Ken Kragen, who has managed Rogers for some 30 years, agrees. “I think with Kenny, the important thing has always been perseverance. I don’t think as long as I’ve been around him there’s ever been a great deal of discouragement. There’s always, ‘We do the best we do. My turn’s gonna come again, and when it does, I’m going to be there.’ For him, he loves the music and he loves the idea that he can compete.”
Rogers understands that the success of She Rides Wild Horses has given his career new momentum. It also creates added pressure on the follow-up in much the same way that a new artist’s early success raises the bar for a sophomore release. “People expect this to be a better album,” he says, “and I think it is song-for-song the best and most country album I’ve done in the last 15 years.”
Produced by Rogers, Brent Maher and pop singer Richard Marx, the project features special appearances by country artists Brad Paisley, Alison Krauss, Steve Wariner, Collin Raye, Diamond Rio and Billy Dean. Even with such strong and diverse talents represented, Rogers knows that as an older artist on an independent label, he has a lot of work ahead of him.
“With ‘The Greatest’ and ‘Buy Me a Rose,’ I put in much more work than I put on anything else I’d done in the past, just to make them work,” he says. “It’s knowledge, not past laurels, that makes a success. And hard, hard work. I don’t lie to myself, because I have to know where I am in order to know where to begin.
“For ‘The Greatest,’ which is a song about a kid and baseball, I went around to ball fields and radio stations with only my guitar, and I sang it for those audiences. At radio, the phones began to light up, and everybody began to realize the impact of that song. Then,” he says, breaking into a chuckle, “radio had to get over the thought of hearing me on country radio again. They finally said, ‘OK, it doesn’t matter what his age is, this song appeals to younger people.'”
“The Greatest” struck a personal chord with so many people that Rogers and songwriter Don Schlitz adapted the lyrics into a children’s story, and the book was released in May. Rogers hopes eventually to release a series of children’s stories.

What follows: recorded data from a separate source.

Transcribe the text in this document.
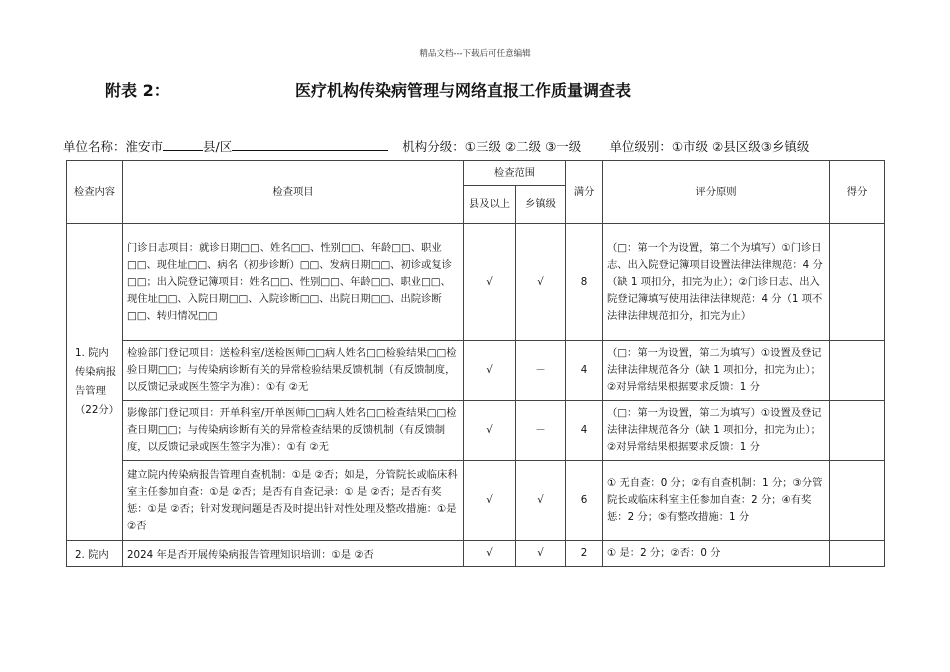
精品文档---下载后可任意编辑
附表 2：	医疗机构传染病管理与网络直报工作质量调查表
单位名称：淮安市	县/区	机构分级：①三级 ②二级 ③一级 单位级别：①市级 ②县区级③乡镇级
检查内容	检查项目	检查范围		满分	评分原则	得分
		县及以上	乡镇级			
1. 院内传染病报告管理（22分）	门诊日志项目：就诊日期□□、姓名□□、性别□□、年龄□□、职业□□、现住址□□、病名（初步诊断）□□、发病日期□□、初诊或复诊□□；出入院登记簿项目：姓名□□、性别□□、年龄□□、职业□□、现住址□□、入院日期□□、入院诊断□□、出院日期□□、出院诊断□□、转归情况□□	√	√	8	（□：第一个为设置，第二个为填写）①门诊日志、出入院登记簿项目设置法律法律规范：4 分（缺 1 项扣分，扣完为止）；②门诊日志、出入院登记簿填写使用法律法律规范：4 分（1 项不法律法律规范扣分，扣完为止）	
	检验部门登记项目：送检科室/送检医师□□病人姓名□□检验结果□□检验日期□□；与传染病诊断有关的异常检验结果反馈机制（有反馈制度，以反馈记录或医生签字为准）：①有 ②无	√	－	4	（□：第一为设置，第二为填写）①设置及登记法律法律规范各分（缺 1 项扣分，扣完为止）；②对异常结果根据要求反馈：1 分	
	影像部门登记项目：开单科室/开单医师□□病人姓名□□检查结果□□检查日期□□；与传染病诊断有关的异常检查结果的反馈机制（有反馈制度，以反馈记录或医生签字为准）：①有 ②无	√	－	4	（□：第一为设置，第二为填写）①设置及登记法律法律规范各分（缺 1 项扣分，扣完为止）；②对异常结果根据要求反馈：1 分	
	建立院内传染病报告管理自查机制：①是 ②否；如是，分管院长或临床科室主任参加自查：①是 ②否；是否有自查记录：① 是 ②否；是否有奖惩：①是 ②否；针对发现问题是否及时提出针对性处理及整改措施：①是 ②否	√	√	6	① 无自查：0 分；②有自查机制：1 分；③分管院长或临床科室主任参加自查：2 分；④有奖惩：2 分；⑤有整改措施：1 分	
2. 院内	2024 年是否开展传染病报告管理知识培训：①是 ②否	√	√	2	① 是：2 分；②否：0 分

He will follow up The Greatest with a children’s adaptation of his Christmas stage show, The Toy Shoppe, to be published in the fall. There are also plans for a book of Rogers’ photography, This Is My Country, to be released sometime next year. It will feature portraits of country stars of the past, present and future.
There seems to be little chance that Rogers will slow down anytime soon. After last year’s European concert tour in Scandinavia, Britain, Poland and Germany, this summer he will focus on the States, then embark on a Christmas tour. In the midst of all that, Rogers will make various promotional appearances for the new album and books, and he will participate in the continued development of Dreamcatcher Entertainment as a viable record company, artist management firm and film and television production unit.

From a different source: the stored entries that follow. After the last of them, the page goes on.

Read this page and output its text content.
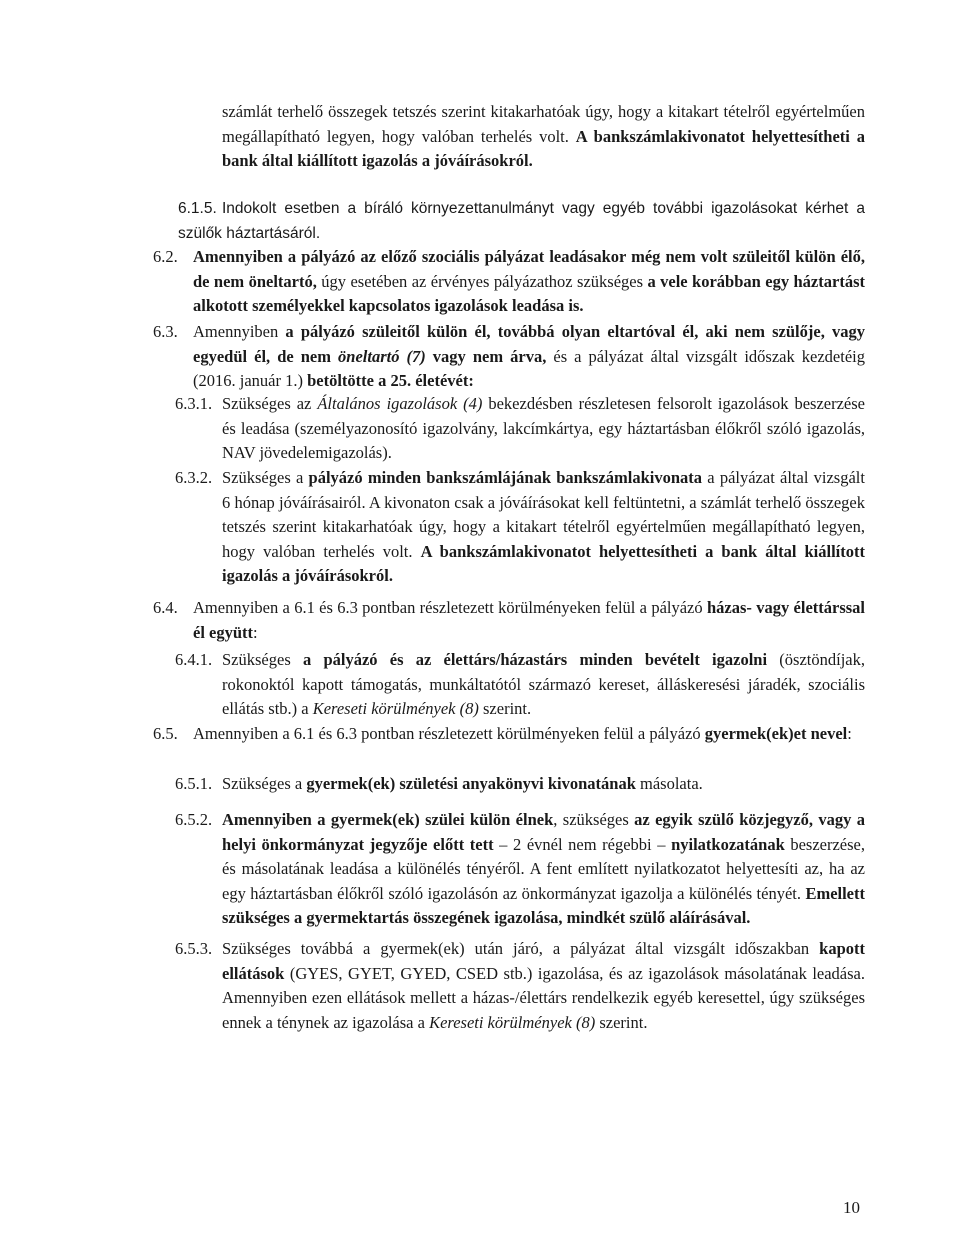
számlát terhelő összegek tetszés szerint kitakarhatóak úgy, hogy a kitakart tételről egyértelműen megállapítható legyen, hogy valóban terhelés volt. A bankszámlakivonatot helyettesítheti a bank által kiállított igazolás a jóváírásokról.

6.1.5. Indokolt esetben a bíráló környezettanulmányt vagy egyéb további igazolásokat kérhet a szülők háztartásáról.

6.2. Amennyiben a pályázó az előző szociális pályázat leadásakor még nem volt szüleitől külön élő, de nem öneltartó, úgy esetében az érvényes pályázathoz szükséges a vele korábban egy háztartást alkotott személyekkel kapcsolatos igazolások leadása is.

6.3. Amennyiben a pályázó szüleitől külön él, továbbá olyan eltartóval él, aki nem szülője, vagy egyedül él, de nem öneltartó (7) vagy nem árva, és a pályázat által vizsgált időszak kezdetéig (2016. január 1.) betöltötte a 25. életévét:

6.3.1. Szükséges az Általános igazolások (4) bekezdésben részletesen felsorolt igazolások beszerzése és leadása (személyazonosító igazolvány, lakcímkártya, egy háztartásban élőkről szóló igazolás, NAV jövedelemigazolás).

6.3.2. Szükséges a pályázó minden bankszámlájának bankszámlakivonata a pályázat által vizsgált 6 hónap jóváírásairól. A kivonaton csak a jóváírásokat kell feltüntetni, a számlát terhelő összegek tetszés szerint kitakarhatóak úgy, hogy a kitakart tételről egyértelműen megállapítható legyen, hogy valóban terhelés volt. A bankszámlakivonatot helyettesítheti a bank által kiállított igazolás a jóváírásokról.

6.4. Amennyiben a 6.1 és 6.3 pontban részletezett körülményeken felül a pályázó házas- vagy élettárssal él együtt:

6.4.1. Szükséges a pályázó és az élettárs/házastárs minden bevételt igazolni (ösztöndíjak, rokonoktól kapott támogatás, munkáltatótól származó kereset, álláskeresési járadék, szociális ellátás stb.) a Kereseti körülmények (8) szerint.

6.5. Amennyiben a 6.1 és 6.3 pontban részletezett körülményeken felül a pályázó gyermek(ek)et nevel:

6.5.1. Szükséges a gyermek(ek) születési anyakönyvi kivonatának másolata.

6.5.2. Amennyiben a gyermek(ek) szülei külön élnek, szükséges az egyik szülő közjegyző, vagy a helyi önkormányzat jegyzője előtt tett – 2 évnél nem régebbi – nyilatkozatának beszerzése, és másolatának leadása a különélés tényéről. A fent említett nyilatkozatot helyettesíti az, ha az egy háztartásban élőkről szóló igazolásón az önkormányzat igazolja a különélés tényét. Emellett szükséges a gyermektartás összegének igazolása, mindkét szülő aláírásával.

6.5.3. Szükséges továbbá a gyermek(ek) után járó, a pályázat által vizsgált időszakban kapott ellátások (GYES, GYET, GYED, CSED stb.) igazolása, és az igazolások másolatának leadása. Amennyiben ezen ellátások mellett a házas-/élettárs rendelkezik egyéb keresettel, úgy szükséges ennek a ténynek az igazolása a Kereseti körülmények (8) szerint.

10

He acknowledges that success has required a team effort. “I’m extremely lucky, in that I’ve surrounded myself with some very bright people who know how to maximize what I’ve done in the past and what I’m doing now.

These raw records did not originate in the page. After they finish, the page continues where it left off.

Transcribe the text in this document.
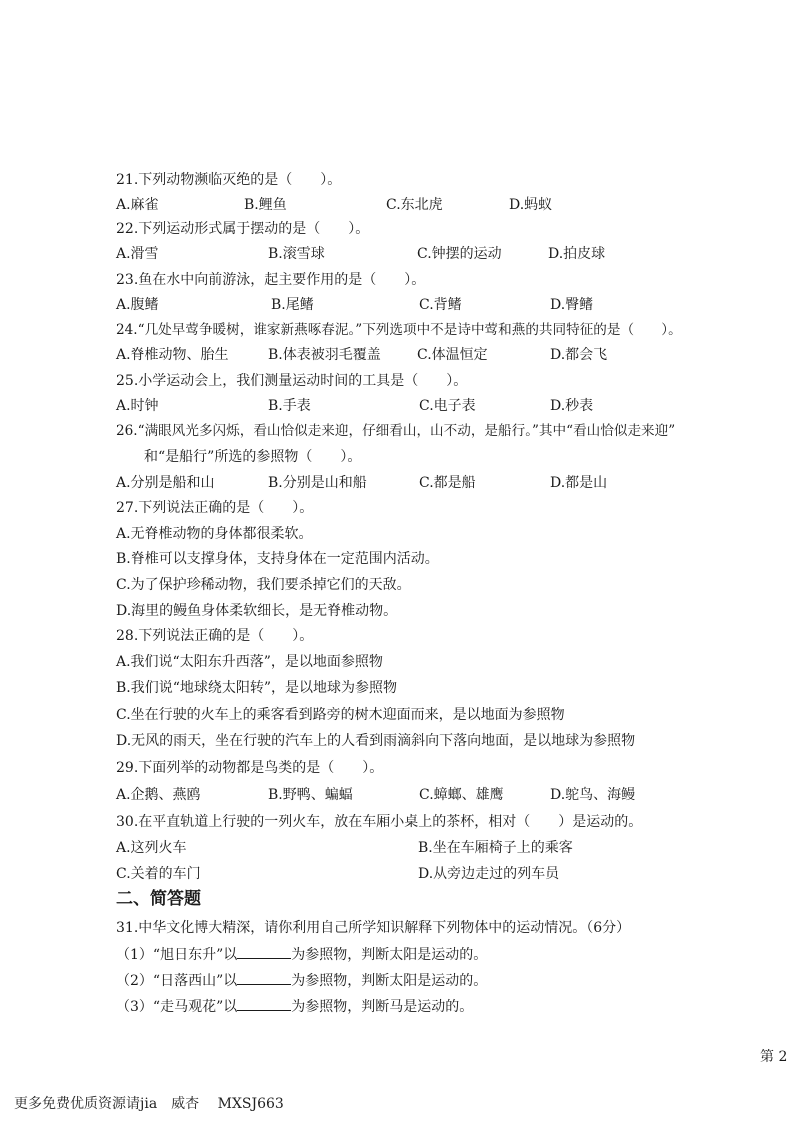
21.下列动物濒临灭绝的是（　　）。
A.麻雀	B.鲤鱼	C.东北虎	D.蚂蚁
22.下列运动形式属于摆动的是（　　）。
A.滑雪	B.滚雪球	C.钟摆的运动	D.拍皮球
23.鱼在水中向前游泳，起主要作用的是（　　）。
A.腹鳍	B.尾鳍	C.背鳍	D.臀鳍
24.“几处早莺争暖树，谁家新燕啄春泥。”下列选项中不是诗中莺和燕的共同特征的是（　　）。
A.脊椎动物、胎生	B.体表被羽毛覆盖	C.体温恒定	D.都会飞
25.小学运动会上，我们测量运动时间的工具是（　　）。
A.时钟	B.手表	C.电子表	D.秒表
26.“满眼风光多闪烁，看山恰似走来迎，仔细看山，山不动，是船行。”其中“看山恰似走来迎”
和“是船行”所选的参照物（　　）。
A.分别是船和山	B.分别是山和船	C.都是船	D.都是山
27.下列说法正确的是（　　）。
A.无脊椎动物的身体都很柔软。
B.脊椎可以支撑身体，支持身体在一定范围内活动。
C.为了保护珍稀动物，我们要杀掉它们的天敌。
D.海里的鳗鱼身体柔软细长，是无脊椎动物。
28.下列说法正确的是（　　）。
A.我们说“太阳东升西落”，是以地面参照物
B.我们说“地球绕太阳转”，是以地球为参照物
C.坐在行驶的火车上的乘客看到路旁的树木迎面而来，是以地面为参照物
D.无风的雨天，坐在行驶的汽车上的人看到雨滴斜向下落向地面，是以地球为参照物
29.下面列举的动物都是鸟类的是（　　）。
A.企鹅、燕鸥	B.野鸭、蝙蝠	C.蟑螂、雄鹰	D.鸵鸟、海鳗
30.在平直轨道上行驶的一列火车，放在车厢小桌上的茶杯，相对（　　）是运动的。
A.这列火车	B.坐在车厢椅子上的乘客
C.关着的车门	D.从旁边走过的列车员
二、简答题
31.中华文化博大精深，请你利用自己所学知识解释下列物体中的运动情况。（6分）
（1）“旭日东升”以	为参照物，判断太阳是运动的。
（2）“日落西山”以	为参照物，判断太阳是运动的。
（3）“走马观花”以	为参照物，判断马是运动的。
第 2
更多免费优质资源请jia　威杏　 MXSJ663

“I hope we can establish this record company as an option for new and established artists who have a creative view that might not fit into the box of major labels,” Rogers says. “It would be a thrill for me to discover a new talent and help make them successful. None of this is easy, and it’s a pretty big dream, but I’ve been lucky so far. Success breeds confidence, and confidence breeds more success. That’s where the fun comes.”